Wir «Normalos» müssen jedes Fränkli versteuern. Ein Superreicher wie Novartis-Chef Daniel Vasella nicht. SGB-Chefökonom Daniel Lampart beschreibt exklusiv für work, wie Vasellas Sonderbehandlung aussieht. Von Daniel Lampart
Das oberste Management in der Schweiz ist ausser Kontrolle geraten: In den letzten fünf Jahren haben sich die Gehälter von Vasella, Ospel & Co. nahezu verdoppelt. Die Einkommen der «Normalos» dagegen stiegen kaum. Die Schweizer Topmanager erweisen sich im europäischen Vergleich auch noch als speziell gierig. Mit Novartis-Chef Daniel Vasella (Einkommen: 35 Millionen Franken), Oswald Grübel von der Credit Suisse (30 Millionen) und UBS-Chef Marcel Ospel (26,6 Millionen) kamen 2006 gleich drei der fünf Grösstverdiener in Europa aus der Schweiz.

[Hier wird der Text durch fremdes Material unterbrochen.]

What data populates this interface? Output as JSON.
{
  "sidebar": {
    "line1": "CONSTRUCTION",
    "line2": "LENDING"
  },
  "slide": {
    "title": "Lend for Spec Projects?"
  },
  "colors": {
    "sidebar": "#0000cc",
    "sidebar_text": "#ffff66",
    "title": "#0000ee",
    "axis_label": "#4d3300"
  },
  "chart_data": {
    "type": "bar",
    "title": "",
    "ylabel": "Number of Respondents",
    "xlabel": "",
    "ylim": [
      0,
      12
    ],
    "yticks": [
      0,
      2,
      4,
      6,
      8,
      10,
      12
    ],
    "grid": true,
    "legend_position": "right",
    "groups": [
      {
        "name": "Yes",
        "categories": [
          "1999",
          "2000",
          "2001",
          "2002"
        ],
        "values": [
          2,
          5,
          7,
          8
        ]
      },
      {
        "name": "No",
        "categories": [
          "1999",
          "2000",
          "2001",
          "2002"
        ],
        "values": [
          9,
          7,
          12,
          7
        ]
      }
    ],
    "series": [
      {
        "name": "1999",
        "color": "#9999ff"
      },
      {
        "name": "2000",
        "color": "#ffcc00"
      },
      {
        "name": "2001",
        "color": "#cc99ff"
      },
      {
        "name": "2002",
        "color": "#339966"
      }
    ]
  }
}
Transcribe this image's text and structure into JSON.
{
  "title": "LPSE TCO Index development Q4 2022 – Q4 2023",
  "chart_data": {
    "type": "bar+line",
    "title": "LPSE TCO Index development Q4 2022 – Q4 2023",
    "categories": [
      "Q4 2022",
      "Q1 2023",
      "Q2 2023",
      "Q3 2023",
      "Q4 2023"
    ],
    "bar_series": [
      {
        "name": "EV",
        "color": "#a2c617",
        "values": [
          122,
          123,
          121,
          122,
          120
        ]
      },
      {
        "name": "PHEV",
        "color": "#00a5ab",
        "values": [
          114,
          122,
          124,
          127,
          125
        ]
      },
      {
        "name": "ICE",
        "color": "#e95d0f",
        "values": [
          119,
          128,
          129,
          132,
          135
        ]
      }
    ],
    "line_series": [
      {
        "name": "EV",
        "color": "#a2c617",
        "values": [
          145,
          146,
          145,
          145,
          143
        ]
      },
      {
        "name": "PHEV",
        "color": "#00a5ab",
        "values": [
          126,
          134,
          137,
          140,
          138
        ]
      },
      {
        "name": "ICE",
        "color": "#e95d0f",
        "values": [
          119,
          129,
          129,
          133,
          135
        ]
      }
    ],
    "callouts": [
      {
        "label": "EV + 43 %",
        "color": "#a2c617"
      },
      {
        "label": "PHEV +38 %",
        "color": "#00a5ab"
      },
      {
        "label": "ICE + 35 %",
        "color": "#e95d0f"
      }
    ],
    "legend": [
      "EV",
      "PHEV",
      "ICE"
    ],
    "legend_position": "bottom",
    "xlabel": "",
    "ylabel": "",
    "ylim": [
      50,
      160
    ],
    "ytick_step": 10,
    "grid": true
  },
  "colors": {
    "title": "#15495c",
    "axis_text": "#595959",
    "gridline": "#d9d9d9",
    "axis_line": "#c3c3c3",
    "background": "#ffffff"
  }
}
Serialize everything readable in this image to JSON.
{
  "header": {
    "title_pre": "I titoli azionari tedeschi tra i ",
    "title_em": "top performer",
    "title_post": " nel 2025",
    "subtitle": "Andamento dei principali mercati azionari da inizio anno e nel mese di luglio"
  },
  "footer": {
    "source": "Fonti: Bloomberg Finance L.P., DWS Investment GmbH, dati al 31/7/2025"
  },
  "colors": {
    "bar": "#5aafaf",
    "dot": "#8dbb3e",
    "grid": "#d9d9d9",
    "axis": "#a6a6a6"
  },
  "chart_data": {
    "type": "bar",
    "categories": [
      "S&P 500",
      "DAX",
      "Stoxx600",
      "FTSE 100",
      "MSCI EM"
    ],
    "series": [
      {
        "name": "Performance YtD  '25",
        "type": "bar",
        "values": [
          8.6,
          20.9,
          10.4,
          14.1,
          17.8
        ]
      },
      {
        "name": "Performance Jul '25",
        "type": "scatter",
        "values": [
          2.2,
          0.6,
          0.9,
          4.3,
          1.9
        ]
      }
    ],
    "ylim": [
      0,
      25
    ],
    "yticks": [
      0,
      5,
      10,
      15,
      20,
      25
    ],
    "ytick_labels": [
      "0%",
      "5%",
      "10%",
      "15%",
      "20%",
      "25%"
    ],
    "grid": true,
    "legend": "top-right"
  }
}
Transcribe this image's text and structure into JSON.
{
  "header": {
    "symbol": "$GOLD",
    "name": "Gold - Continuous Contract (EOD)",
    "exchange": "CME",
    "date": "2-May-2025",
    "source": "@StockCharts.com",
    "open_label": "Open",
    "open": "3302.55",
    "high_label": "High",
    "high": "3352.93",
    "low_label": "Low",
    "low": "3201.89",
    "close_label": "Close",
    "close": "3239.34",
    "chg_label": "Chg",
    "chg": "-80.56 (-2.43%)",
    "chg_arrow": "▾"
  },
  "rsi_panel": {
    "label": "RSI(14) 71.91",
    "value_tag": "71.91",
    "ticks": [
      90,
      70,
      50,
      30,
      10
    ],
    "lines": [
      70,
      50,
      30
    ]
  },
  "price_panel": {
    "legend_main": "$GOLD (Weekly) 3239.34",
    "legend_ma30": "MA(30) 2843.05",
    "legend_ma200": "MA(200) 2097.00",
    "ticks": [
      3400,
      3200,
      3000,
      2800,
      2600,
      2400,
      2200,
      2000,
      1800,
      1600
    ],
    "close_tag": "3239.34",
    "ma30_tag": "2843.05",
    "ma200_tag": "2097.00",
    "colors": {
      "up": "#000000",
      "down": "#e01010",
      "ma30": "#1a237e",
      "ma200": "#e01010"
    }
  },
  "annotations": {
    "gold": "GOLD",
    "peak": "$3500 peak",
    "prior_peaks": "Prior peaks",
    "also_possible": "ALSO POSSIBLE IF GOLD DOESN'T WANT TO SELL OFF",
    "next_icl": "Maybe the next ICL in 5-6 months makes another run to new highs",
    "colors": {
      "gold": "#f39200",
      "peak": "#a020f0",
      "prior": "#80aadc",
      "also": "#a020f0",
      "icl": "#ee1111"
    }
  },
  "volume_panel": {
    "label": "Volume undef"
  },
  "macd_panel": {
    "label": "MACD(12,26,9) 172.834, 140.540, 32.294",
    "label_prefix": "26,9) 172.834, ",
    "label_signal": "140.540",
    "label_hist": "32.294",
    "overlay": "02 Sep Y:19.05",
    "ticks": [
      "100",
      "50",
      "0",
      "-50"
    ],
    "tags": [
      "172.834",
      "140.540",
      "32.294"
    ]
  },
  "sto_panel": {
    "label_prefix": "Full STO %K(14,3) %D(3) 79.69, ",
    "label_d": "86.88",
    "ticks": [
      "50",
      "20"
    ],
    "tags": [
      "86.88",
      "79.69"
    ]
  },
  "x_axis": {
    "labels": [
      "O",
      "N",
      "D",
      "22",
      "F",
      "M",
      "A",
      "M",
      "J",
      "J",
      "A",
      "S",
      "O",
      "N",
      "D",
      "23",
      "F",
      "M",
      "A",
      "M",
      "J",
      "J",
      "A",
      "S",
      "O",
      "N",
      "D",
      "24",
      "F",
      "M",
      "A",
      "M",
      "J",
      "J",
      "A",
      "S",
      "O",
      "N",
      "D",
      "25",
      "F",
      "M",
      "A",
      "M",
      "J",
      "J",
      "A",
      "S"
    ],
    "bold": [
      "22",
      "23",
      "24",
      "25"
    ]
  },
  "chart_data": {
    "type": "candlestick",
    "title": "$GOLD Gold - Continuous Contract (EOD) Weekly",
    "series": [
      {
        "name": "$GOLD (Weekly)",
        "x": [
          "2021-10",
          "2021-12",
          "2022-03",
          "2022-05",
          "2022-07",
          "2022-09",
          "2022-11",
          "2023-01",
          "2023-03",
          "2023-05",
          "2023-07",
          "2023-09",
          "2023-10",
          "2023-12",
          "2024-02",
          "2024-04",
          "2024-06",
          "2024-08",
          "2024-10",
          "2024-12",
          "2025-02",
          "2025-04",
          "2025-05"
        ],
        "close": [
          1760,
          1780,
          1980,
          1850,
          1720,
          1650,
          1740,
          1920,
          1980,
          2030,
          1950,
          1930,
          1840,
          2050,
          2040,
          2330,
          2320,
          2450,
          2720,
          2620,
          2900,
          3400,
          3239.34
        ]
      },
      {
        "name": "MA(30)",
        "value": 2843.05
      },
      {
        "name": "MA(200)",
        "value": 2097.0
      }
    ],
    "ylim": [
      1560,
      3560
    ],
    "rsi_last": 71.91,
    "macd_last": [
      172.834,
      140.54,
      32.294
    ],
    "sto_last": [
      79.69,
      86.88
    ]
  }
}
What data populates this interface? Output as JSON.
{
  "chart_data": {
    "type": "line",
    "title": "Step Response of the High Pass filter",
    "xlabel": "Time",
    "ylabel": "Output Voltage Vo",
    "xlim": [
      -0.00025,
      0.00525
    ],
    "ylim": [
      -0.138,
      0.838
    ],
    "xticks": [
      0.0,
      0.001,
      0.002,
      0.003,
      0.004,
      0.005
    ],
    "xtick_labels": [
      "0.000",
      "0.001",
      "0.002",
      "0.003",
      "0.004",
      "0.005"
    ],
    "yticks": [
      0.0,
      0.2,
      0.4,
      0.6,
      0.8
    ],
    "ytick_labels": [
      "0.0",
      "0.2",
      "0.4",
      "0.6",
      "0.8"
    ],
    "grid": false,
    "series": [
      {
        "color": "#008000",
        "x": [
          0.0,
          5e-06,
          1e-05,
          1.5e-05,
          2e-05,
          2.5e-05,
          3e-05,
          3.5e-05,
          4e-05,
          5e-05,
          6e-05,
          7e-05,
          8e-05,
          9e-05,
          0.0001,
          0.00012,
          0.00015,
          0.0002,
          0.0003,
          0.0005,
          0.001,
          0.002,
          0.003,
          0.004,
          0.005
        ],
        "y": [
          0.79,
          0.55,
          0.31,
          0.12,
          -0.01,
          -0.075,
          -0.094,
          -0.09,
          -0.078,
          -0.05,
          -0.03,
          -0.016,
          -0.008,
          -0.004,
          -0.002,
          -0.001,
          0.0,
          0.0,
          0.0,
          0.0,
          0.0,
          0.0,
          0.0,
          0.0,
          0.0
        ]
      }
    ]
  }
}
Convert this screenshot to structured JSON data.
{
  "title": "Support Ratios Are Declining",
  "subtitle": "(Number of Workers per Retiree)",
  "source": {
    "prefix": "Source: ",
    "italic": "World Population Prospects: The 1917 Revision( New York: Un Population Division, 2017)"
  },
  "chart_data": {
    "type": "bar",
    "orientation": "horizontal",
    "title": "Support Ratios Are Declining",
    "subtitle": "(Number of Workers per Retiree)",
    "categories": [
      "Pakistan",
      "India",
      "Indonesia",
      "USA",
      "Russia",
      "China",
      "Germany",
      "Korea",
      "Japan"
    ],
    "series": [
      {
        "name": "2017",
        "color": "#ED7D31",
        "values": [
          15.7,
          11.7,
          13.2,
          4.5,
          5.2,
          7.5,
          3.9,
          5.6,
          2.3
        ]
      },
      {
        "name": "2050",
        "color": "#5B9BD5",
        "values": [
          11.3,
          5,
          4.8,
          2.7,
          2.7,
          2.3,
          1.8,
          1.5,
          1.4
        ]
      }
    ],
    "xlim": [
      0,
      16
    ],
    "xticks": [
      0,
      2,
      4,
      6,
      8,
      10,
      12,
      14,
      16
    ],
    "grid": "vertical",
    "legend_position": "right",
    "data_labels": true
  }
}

STEUERPOLITIK FÜR ABZOCKER Mit einer gerechten Steuerpolitik könnte man diesen Abzockern einen Strich durch die Rechnung machen. Hätten wir eine scharf zubeissende Steuerprogression bei Bund und Kantonen, würden die Monstergehälter schrumpfen. Die Kassen von Bund, Kantonen und Gemeinden würden klingeln. Mit den Einnahmen könnten beispielsweise Krippen ausgebaut oder die AHV-Renten erhöht werden. Doch die Steuerpolitik macht gerade das Gegenteil: Die bürgerliche Mehrheit im Bundeshaus hat das Schweizer Steuergesetz so konstruiert, dass Topverdiener wie CEO Vasella nur auf einem Teil ihres Lohnes Steuern und AHV bezahlen müssen. Dies, während die «Normalo»-Verdienenden jeden Franken versteuern müssen. Konkret: Millionär Vasella erhält über 2 Millionen Franken Steuern und 1,4 Millionen AHV- und IV-Beiträge geschenkt. Das ergeben neue Berechnungen.* Wie das geht?
STEUERGESCHENK 1 Vasella garnierte 2006 rund 35 Millionen Franken. Neben 3 Millionen in bar erhielt er zusätzlich rund 450000 Novartis-Aktien im Wert von über 32 Millionen Franken. Diese Aktien sind für zehn Jahre gesperrt. Vasella kann sie in dieser Zeit also nicht verkaufen. Er erhält aber trotzdem jährlich seine Dividenden. Die Bürgerlichen haben beschlossen, dass Personen, die gesperrte Aktien als Lohn erhalten, eine Sonderbehandlung geniessen. Im Gegensatz zu Bargeld müssen gesperrte Aktien nicht voll versteuert werden: Für jedes gesperrte Jahr gibt es einen Rabatt von 6 Prozent, obwohl die Aktien später mit grosser Wahrscheinlichkeit mindestens gleich viel oder sogar mehr wert sein werden als heute. Sind die Aktien wie im Falle von Vasella zehn Jahre gesperrt, ergibt dies einen Rabatt von 44 Prozent. Millionär Vasella muss seine Novartis-Aktien also nicht zum vollen heutigen Wert von 32 Millionen Franken versteuern, sondern er bezahlt nur auf 56 Prozent davon Steuern: nämlich auf knapp 18 Millionen Franken. Die übrigen 14 Millionen sind steuerfrei. Auf diesen 14 Millionen müsste er ohne Sonderbehandlung mindestens 2 Millionen Franken Einkommensteuern bezahlen. Happiges Steuergeschenk 1: mehr als 2 Millionen Franken.
STEUERGESCHENK 2 Doch damit nicht genug: Denselben Rabatt geniesst der Pharmamillionär auch bei AHV und IV. Auf 14 Millionen Franken seines Einkommens muss Vasella keine AHV und IV bezahlen. Wert dieses Steuergeschenks 2: rund 1,4 Millionen Franken. Steuergeschenk 1 plus Steuergeschenk 2 ergeben für Vasella ein stolzes Geschenketotal von deutlich mehr als 3 Millionen Franken.
* Schätzung aufgrund der Steuerbelastungsstatistik für den Kanton Zug von der Eidg. Steuerverwaltung.